The image of Greg as he appeared on that first day swims before John's eyes again. Grey and tired, lip bitten and dried blood staining his shirt. Sherlock's blood. The shock was clear in the lines of his face, the way he was at a loss for words and what to do, though he did his best to break to John easily. It's always different having to tell someone you know about something like that. Sally too, only today, strangely pale and tired as if she's been worrying over Sherlock almost as much as everyone else.

And she probably has been. She was there, after all. She fought just as hard to keep him alive long enough for him to get to hospital as anyone, and maybe harder than some. It was her hands that tried to staunch the blood flow too, her hands that worked to coerce Sherlock's heart into beating again. It's not so long since those hands were coated in his metaphorical blood, after he jumped from Bart's. John found himself looking at them as he was talking to her, feeling nauseous at the thought of all that they've done both to and for him. But especially for him.

He likes to think that he could have helped Sherlock if he'd been there instead of at the surgery, but he's not sure. More than likely he would have slipped into battlefield mode, dredged up what's left of his Afghanistan days. He's had friends under his hands before, those who lived and those who died. But it's different when it's Sherlock. He's so much more than they were or ever could have hoped to be.
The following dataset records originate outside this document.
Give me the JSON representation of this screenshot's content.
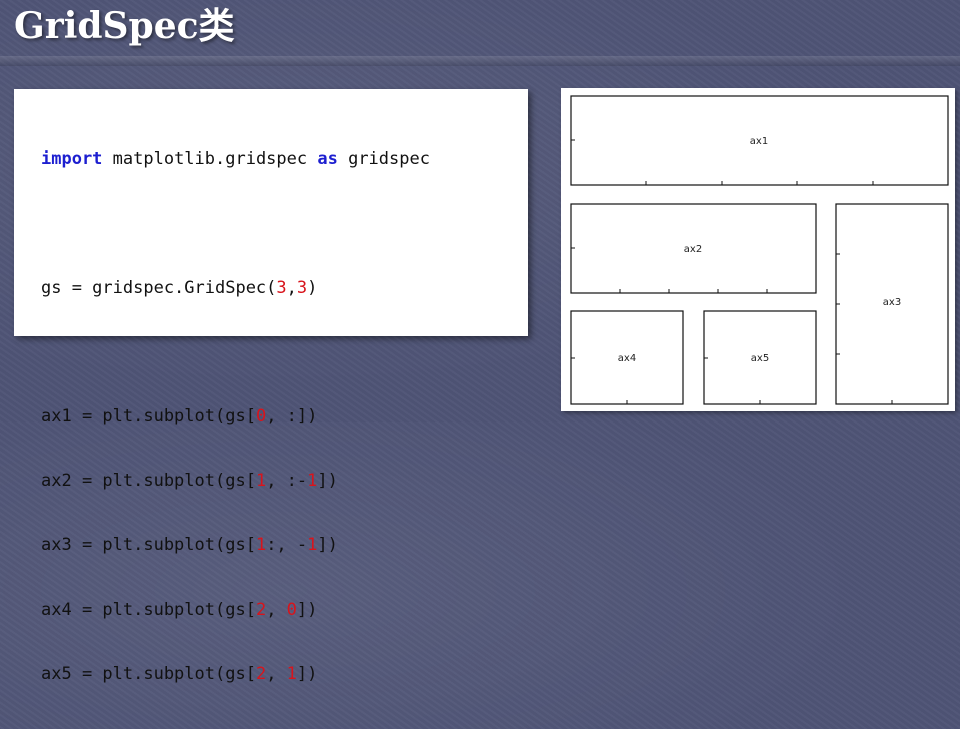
{
  "title": "GridSpec类",
  "code": {
    "line1": {
      "kw1": "import",
      "mid": " matplotlib.gridspec ",
      "kw2": "as",
      "tail": " gridspec"
    },
    "line2": {
      "pre": "gs = gridspec.GridSpec(",
      "n1": "3",
      "sep": ",",
      "n2": "3",
      "post": ")"
    },
    "line3": {
      "pre": "ax1 = plt.subplot(gs[",
      "n1": "0",
      "post": ", :])"
    },
    "line4": {
      "pre": "ax2 = plt.subplot(gs[",
      "n1": "1",
      "mid": ", :-",
      "n2": "1",
      "post": "])"
    },
    "line5": {
      "pre": "ax3 = plt.subplot(gs[",
      "n1": "1",
      "mid": ":, -",
      "n2": "1",
      "post": "])"
    },
    "line6": {
      "pre": "ax4 = plt.subplot(gs[",
      "n1": "2",
      "mid": ", ",
      "n2": "0",
      "post": "])"
    },
    "line7": {
      "pre": "ax5 = plt.subplot(gs[",
      "n1": "2",
      "mid": ", ",
      "n2": "1",
      "post": "])"
    }
  },
  "diagram": {
    "ax1": "ax1",
    "ax2": "ax2",
    "ax3": "ax3",
    "ax4": "ax4",
    "ax5": "ax5"
  }
}
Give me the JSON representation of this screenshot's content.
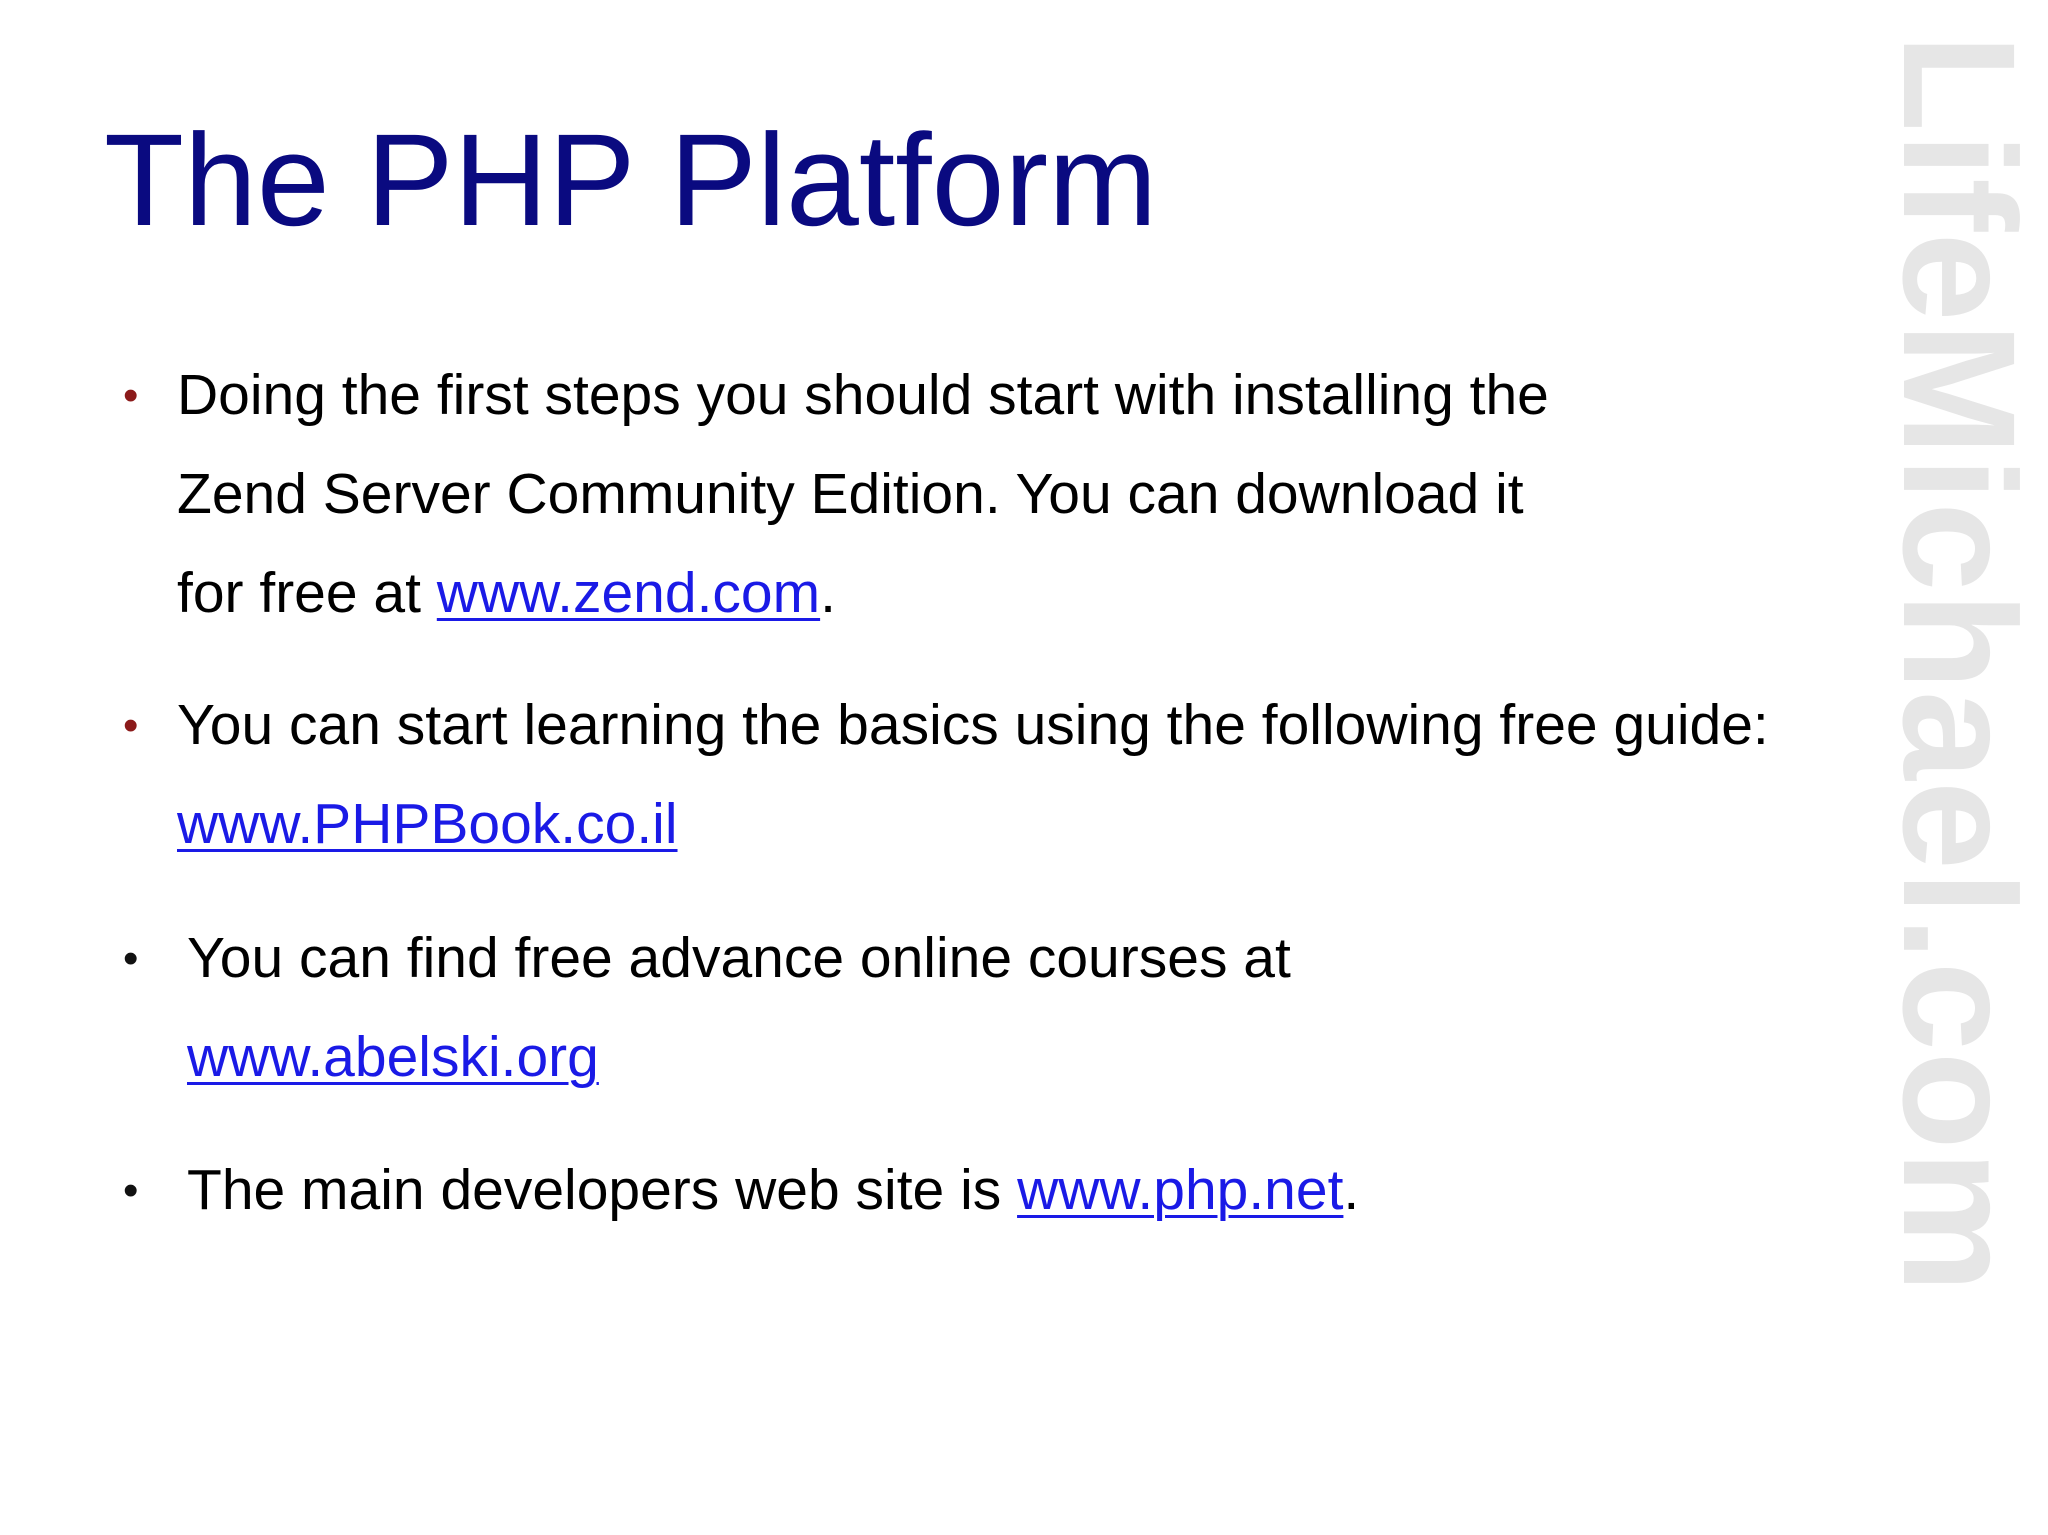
{
  "slide": {
    "title": "The PHP Platform",
    "watermark": "LifeMichael.com",
    "bullets": [
      {
        "line1": "Doing the first steps you should start with installing the",
        "line2": "Zend Server Community Edition. You can download it",
        "line3_prefix": "for free at ",
        "line3_link": "www.zend.com",
        "line3_suffix": "."
      },
      {
        "line1": "You can start learning the basics using the following free guide:",
        "line2_link": "www.PHPBook.co.il"
      },
      {
        "line1": "You can find free advance online courses at",
        "line2_link": "www.abelski.org"
      },
      {
        "line1_prefix": "The main developers web site is ",
        "line1_link": "www.php.net",
        "line1_suffix": "."
      }
    ],
    "bullet_symbol": "•"
  },
  "colors": {
    "title": "#0a0a80",
    "link": "#1a1ae6",
    "bullet_red": "#8b1a1a",
    "watermark": "#e6e6e6"
  }
}
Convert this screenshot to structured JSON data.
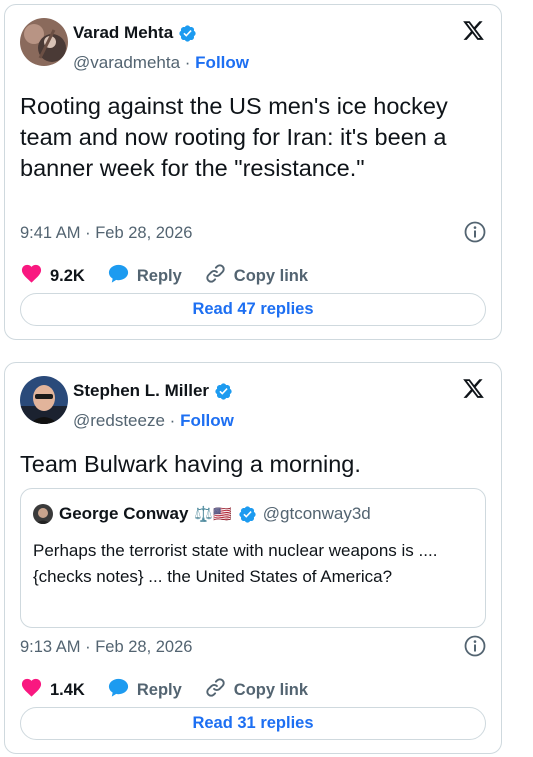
{
  "tweets": [
    {
      "author_name": "Varad Mehta",
      "handle": "@varadmehta",
      "separator": "·",
      "follow_label": "Follow",
      "text": "Rooting against the US men's ice hockey team and now rooting for Iran: it's been a banner week for the \"resistance.\"",
      "timestamp": "9:41 AM · Feb 28, 2026",
      "likes": "9.2K",
      "reply_label": "Reply",
      "copy_label": "Copy link",
      "read_replies": "Read 47 replies"
    },
    {
      "author_name": "Stephen L. Miller",
      "handle": "@redsteeze",
      "separator": "·",
      "follow_label": "Follow",
      "text": "Team Bulwark having a morning.",
      "quote": {
        "author_name": "George Conway",
        "emoji": "⚖️🇺🇸",
        "handle": "@gtconway3d",
        "text": "Perhaps the terrorist state with nuclear weapons is .... {checks notes} ... the United States of America?"
      },
      "timestamp": "9:13 AM · Feb 28, 2026",
      "likes": "1.4K",
      "reply_label": "Reply",
      "copy_label": "Copy link",
      "read_replies": "Read 31 replies"
    }
  ],
  "colors": {
    "accent": "#1d6ff2",
    "like": "#f91880",
    "verified": "#1d9bf0",
    "muted": "#536471",
    "border": "#cfd9de"
  },
  "icons": [
    "verified-badge-icon",
    "x-logo-icon",
    "info-icon",
    "heart-icon",
    "reply-bubble-icon",
    "link-icon"
  ]
}
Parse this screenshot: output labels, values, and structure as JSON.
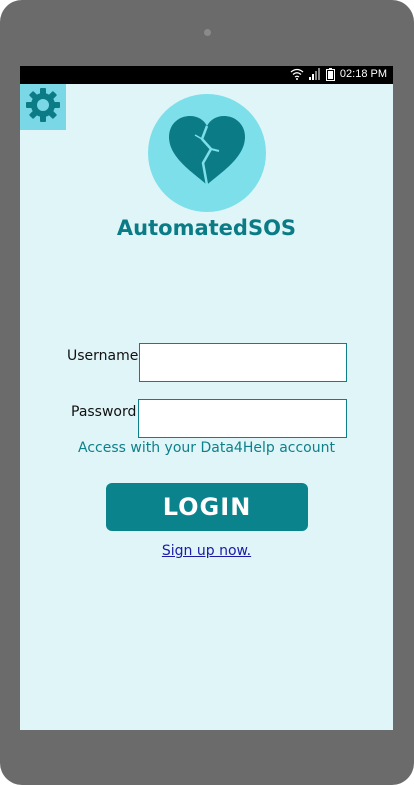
{
  "status_bar": {
    "time": "02:18 PM",
    "icons": [
      "wifi-icon",
      "signal-icon",
      "battery-icon"
    ]
  },
  "settings_icon": "gear-icon",
  "logo_icon": "broken-heart-icon",
  "app": {
    "title": "AutomatedSOS"
  },
  "form": {
    "username_label": "Username",
    "username_value": "",
    "password_label": "Password",
    "password_value": "",
    "hint": "Access with your Data4Help account"
  },
  "actions": {
    "login_label": "LOGIN",
    "signup_label": "Sign up now."
  },
  "colors": {
    "accent": "#0b838d",
    "screen_bg": "#e0f5f8",
    "logo_bg": "#7ddfea",
    "link": "#1a1aa6"
  }
}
There's a part of John that wishes he was there, for Sherlock's sake, so he could offer what comfort he could summon. Yet there's another part too that's thankful that he wasn't there, thankful that he didn't have to see Sherlock like that, fighting for breath and bleeding everywhere and slipping further and further away, powerless to stop it coming. He couldn't live with himself now if he hadn't been able to do anything. It was enough watching Sherlock die once, even if he wasn't really dead. If he'd had to go through that same helplessness again . . .

He still might have to face it. Sherlock could still die now. It's not as if he's out of the woods yet. Who knows what state his brain will be in when he properly regains consciousness? The lack of oxygen when he went into cardiac arrest could have done anything to it. And that's not to mention the possibility of his contracting an infection, which could kill him now without much warning, considering the condition that he's already in. It wouldn't be the first time that John's watched a post-surgical infection claim a patient.

(Sherlock is more than a patient, no matter his current status, and always will be.)

John would hug him if he could, if it wouldn't disturb the multitude of tubes currently keeping him alive. He'd hold him close and protect him from anything that came their way, if he only could. If it wasn't too late for that already.

If John hadn't been called into the surgery that day, this might never have happened. Sherlock took the case out of boredom as much as anything, based on what John's managed to glean from Greg on the subject. And if John had been there, they wouldn't have gone on the case. Or if they had, they'd have left before the attempt at an arrest where it all went so badly wrong. Or John would have pushed Sherlock out of the way if he had to, if he could have done so in time. Anything so that Sherlock wouldn't be lying in this hospital bed now, more dead than alive.

How much more pressure can his body take? How much more strain can his heart bear? How much more fight could possibly be left in him? John's not sure that he wants to know. It can't be much on any count.

He'll stay here anyway, holding Sherlock's hand and murmuring softly for as long as it takes, comforting both Sherlock and himself, no matter what the outcome is. Hoping that he pulls through and will be all right, with little or no lasting side effects.

It's all that he can do now, anyway.